The recent announcement of VPLEX perhaps best characterizes storage federation in the LUN world -- storage containers are now largely independent of not only physical device, but potentially geographical location as well.
LUNs can now freely flow from array to array, or data center to data center as needed. Going further, the same LUN can be easily be presented in two physically separate locations if needed.
Our old friend the LUN is now mobile -- it can move, and can actually be in two places at once. A neat trick that most people are just now starting to get their head wrapped around.
Where Does That Leave Us?
Our friend the storage LUN has now come a long way.
It's been disassembled into constituent physical pieces, reassembled in a variety of useful ways, fully automated across multiple media types, cached aggressively, made thin and made compressed, and now fully mobilized across increasing distances.
Forgive me if my over-simplified story has left out some key aspects -- feel free to comment below.
I find it interesting to occasionally look back, and just see how far a simple, basic construct like the LUN can evolve in the face of rampant technological innovation.
I wonder where the LUN is going to go from here?

Hi,
I hope that the V-Max LUN's will some day make the leap into 2010 and be expandaple without making it into a meta lun. I don't know if there are still other arrays where concatenation of lun's (meta) is required for expanding lun's on virtually provisioned pools.
Example: largest hyper size on v-max is ~256 GB. Anything beyond this, you have to make it a meta lun.
And also, as we all know, the lun has to be created as meta lun in the beginning. Otherwise it is not possible to expand it afterwards. So, on example a Windows host, all luns must be created as metaluns when shown to a host, in order to be able to expand it later. If I show 10 GB to a windows host, I must create ie. 2 x 5 GB meta lun. When later I want to expand it, I must add (concatenate) another meta members into it. How can this be, even with virtual provisioning? This is from the graves of storage management.
Imagine if it was like this: I want to provision 100 GB to a windows host. I give it a 100 GB lun. After 12 months, I want to expand it into a 500 GB lun. I just tell that expand the lun with 400 GB. No creating meta's, no fuss... And all this with de facto virtual (thin) provisioning or whatever you like to call it.
I sincerely hope that this is in the works, and at least noted as a critical thing to add...
Posted by: soikki | June 07, 2010 at 03:05 PM
Hi Soikki
Why I can't argue with you that "boy, wouldn't it be nice to never have to plan ahead on storage configurations", I think that all arrays require some modicum of up-front planning in regards to how you expect to be using it.
Sure, we as vendors should eliminate as many of these "gotta think about it up-front" restrictions, but they're everywhere in every storage product.
Quick question -- why wouldn't you just use virtual provisioning everywhere?
I'm not sure you're 100% up-to-date with the product's capabilities -- some of what you say doesn't jive with my own understanding, so I'm going to ask someone to check and hopefully get back to you soon.
Thanks for the comment.
Posted by: Chuck Hollis | June 07, 2010 at 03:16 PM
Hi Chuck,
and thanks for the SSD-speed reply :)
We are using virtual provisioning everywhere on v-max, but it still requires creating meta lun's. I guess this comes from the legacy code or something similar.
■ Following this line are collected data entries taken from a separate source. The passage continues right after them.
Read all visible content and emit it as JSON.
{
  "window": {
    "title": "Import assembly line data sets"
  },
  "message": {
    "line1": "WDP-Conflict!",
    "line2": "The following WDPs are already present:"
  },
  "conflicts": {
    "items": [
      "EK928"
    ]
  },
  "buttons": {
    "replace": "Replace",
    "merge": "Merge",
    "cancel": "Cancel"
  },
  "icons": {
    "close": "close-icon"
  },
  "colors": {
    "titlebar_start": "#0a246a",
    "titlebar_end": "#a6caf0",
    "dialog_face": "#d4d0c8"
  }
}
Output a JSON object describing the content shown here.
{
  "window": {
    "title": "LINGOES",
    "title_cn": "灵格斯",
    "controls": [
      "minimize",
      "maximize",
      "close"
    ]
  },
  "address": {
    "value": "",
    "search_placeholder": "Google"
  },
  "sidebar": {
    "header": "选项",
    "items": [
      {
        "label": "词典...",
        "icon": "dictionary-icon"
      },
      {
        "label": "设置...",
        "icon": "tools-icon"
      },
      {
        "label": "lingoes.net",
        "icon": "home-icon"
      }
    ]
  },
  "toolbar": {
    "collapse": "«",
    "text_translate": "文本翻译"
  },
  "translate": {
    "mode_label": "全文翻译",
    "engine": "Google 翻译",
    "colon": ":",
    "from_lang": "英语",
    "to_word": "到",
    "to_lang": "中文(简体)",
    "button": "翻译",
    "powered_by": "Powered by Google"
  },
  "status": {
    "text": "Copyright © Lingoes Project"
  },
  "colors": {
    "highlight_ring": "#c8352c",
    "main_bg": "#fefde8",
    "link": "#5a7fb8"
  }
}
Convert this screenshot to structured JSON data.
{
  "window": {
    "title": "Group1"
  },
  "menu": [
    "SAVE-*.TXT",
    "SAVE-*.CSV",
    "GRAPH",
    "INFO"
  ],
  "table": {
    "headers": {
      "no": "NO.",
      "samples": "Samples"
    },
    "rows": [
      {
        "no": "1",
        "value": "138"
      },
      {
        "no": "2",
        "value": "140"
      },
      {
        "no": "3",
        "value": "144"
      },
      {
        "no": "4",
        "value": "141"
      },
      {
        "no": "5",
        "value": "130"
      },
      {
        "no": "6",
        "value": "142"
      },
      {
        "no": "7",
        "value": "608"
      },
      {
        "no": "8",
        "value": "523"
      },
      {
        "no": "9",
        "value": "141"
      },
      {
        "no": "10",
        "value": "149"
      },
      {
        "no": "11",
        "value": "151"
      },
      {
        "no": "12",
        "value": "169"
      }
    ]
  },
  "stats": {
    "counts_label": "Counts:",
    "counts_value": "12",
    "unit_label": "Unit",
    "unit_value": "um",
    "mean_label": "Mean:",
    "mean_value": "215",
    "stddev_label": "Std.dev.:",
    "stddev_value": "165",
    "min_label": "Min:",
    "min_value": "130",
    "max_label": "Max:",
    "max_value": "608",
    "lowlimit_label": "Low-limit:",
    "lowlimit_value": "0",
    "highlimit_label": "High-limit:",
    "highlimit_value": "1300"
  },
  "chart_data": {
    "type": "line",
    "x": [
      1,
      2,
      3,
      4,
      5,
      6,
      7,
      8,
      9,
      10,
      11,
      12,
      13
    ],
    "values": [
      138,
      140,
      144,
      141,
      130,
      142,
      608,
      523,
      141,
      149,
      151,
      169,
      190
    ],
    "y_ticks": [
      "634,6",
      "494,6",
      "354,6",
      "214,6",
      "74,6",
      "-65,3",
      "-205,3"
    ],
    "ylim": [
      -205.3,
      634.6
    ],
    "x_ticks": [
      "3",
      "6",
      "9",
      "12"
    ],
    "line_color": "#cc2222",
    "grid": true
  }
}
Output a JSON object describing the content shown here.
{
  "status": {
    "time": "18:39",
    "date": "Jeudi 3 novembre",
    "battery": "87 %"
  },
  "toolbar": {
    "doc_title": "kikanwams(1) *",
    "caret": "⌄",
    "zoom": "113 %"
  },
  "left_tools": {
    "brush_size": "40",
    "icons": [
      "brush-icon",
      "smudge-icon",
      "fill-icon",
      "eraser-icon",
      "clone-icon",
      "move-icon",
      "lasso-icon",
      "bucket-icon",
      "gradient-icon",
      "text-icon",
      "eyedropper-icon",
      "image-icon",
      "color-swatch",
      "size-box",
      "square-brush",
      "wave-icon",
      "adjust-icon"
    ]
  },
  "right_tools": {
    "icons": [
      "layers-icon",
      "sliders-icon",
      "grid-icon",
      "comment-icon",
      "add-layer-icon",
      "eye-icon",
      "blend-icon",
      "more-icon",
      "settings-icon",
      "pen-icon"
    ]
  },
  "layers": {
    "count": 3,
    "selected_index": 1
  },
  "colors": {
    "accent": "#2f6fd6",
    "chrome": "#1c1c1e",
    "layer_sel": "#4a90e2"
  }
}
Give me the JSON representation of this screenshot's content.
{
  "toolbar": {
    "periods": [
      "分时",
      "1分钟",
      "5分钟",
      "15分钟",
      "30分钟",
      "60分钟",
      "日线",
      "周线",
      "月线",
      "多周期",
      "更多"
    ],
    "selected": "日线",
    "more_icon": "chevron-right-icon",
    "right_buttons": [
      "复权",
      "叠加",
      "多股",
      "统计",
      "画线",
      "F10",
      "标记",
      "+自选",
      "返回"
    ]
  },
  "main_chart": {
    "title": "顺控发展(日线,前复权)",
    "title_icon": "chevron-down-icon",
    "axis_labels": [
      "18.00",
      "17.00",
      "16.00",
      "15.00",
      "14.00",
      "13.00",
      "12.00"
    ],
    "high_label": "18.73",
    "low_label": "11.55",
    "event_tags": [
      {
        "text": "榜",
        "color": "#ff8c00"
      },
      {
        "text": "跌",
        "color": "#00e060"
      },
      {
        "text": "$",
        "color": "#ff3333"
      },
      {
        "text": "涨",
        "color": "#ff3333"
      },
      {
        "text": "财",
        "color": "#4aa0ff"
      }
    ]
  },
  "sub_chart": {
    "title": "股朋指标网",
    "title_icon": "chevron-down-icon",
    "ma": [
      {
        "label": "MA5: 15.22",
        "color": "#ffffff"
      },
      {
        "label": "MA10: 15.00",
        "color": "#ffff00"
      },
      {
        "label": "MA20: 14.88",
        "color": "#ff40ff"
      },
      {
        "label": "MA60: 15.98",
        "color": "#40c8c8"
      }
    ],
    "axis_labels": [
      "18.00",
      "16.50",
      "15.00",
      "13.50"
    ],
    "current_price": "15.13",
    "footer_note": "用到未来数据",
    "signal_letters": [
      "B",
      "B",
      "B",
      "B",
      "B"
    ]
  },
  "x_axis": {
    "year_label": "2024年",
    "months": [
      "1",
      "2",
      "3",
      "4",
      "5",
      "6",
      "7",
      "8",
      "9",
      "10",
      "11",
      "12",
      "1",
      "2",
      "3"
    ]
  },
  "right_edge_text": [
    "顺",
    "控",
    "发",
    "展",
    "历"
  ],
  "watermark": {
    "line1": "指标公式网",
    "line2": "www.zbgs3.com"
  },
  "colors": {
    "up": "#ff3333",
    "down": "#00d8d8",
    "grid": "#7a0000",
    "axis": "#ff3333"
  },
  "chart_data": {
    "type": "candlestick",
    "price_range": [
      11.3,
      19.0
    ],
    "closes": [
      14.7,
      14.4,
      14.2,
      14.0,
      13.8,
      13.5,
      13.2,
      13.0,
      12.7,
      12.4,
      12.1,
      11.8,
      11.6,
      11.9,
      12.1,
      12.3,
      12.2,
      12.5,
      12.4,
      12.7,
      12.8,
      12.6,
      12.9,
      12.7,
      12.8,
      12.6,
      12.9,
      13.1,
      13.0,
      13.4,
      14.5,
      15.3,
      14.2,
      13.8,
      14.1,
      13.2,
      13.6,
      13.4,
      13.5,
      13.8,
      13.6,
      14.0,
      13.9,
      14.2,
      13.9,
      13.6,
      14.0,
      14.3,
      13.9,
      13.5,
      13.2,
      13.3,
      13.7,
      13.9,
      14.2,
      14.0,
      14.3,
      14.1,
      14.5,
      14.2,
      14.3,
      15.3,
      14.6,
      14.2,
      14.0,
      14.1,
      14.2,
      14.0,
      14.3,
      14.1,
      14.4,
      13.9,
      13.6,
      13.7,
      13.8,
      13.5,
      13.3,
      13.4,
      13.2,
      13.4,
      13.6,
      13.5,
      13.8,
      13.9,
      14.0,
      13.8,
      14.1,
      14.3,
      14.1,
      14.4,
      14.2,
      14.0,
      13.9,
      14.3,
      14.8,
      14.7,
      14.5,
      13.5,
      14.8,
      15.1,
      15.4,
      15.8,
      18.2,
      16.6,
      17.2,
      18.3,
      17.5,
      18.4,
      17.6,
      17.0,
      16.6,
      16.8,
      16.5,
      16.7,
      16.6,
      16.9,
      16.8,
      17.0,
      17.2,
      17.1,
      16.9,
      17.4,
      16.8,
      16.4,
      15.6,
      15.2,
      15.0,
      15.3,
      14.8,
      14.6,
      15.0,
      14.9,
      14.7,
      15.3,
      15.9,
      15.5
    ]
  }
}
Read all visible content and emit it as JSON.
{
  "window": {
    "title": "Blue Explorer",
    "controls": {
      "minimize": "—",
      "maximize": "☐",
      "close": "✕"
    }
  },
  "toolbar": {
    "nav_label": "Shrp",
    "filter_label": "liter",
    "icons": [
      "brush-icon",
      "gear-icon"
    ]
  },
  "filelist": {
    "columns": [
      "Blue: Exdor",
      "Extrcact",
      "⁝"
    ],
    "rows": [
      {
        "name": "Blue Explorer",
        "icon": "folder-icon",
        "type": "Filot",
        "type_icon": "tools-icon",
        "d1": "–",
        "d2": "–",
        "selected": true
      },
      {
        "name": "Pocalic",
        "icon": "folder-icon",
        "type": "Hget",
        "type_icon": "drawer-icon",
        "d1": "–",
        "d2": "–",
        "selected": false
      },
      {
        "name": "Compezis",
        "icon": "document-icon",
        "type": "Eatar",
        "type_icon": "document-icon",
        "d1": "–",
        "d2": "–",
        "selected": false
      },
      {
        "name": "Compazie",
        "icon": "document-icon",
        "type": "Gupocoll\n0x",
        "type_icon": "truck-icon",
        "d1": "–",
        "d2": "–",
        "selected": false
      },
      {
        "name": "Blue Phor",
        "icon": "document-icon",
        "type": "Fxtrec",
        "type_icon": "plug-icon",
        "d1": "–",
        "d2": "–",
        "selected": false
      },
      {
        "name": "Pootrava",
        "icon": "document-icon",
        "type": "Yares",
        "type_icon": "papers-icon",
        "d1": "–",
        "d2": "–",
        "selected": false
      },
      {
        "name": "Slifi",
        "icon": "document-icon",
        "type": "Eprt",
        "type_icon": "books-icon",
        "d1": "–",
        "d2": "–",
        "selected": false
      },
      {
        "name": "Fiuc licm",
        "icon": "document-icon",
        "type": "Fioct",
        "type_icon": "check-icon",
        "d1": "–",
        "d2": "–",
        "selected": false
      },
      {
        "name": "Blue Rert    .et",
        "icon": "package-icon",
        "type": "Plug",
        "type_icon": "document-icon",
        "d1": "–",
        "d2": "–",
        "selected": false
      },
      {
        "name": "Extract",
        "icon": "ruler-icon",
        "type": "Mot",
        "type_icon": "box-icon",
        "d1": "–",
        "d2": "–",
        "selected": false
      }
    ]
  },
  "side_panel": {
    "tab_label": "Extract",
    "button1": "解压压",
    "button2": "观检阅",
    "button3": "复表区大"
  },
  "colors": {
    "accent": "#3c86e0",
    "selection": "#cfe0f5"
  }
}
When you have hundreds of windows hosts using your storage array, how do you plan ahead which of the thousands of luns would require epanding later, and which would not? Let's stick to the subject.
This is not about planning ahead, this is about poor usability, and lack of understanding how large storage arrays should be managed, if this is not going to be changed soon. Or then just the technical issue.
Meta lun's cause herendous storage management overhead; thousands of hypers/luns to be managed vs. hundreds withoud having to have meta's.
We have been using pools and wide striping on enterprise high end storage arrays for 1,5 years now so I have some real-life experience on those (v-max for a shorter while but my technical statements here are valid)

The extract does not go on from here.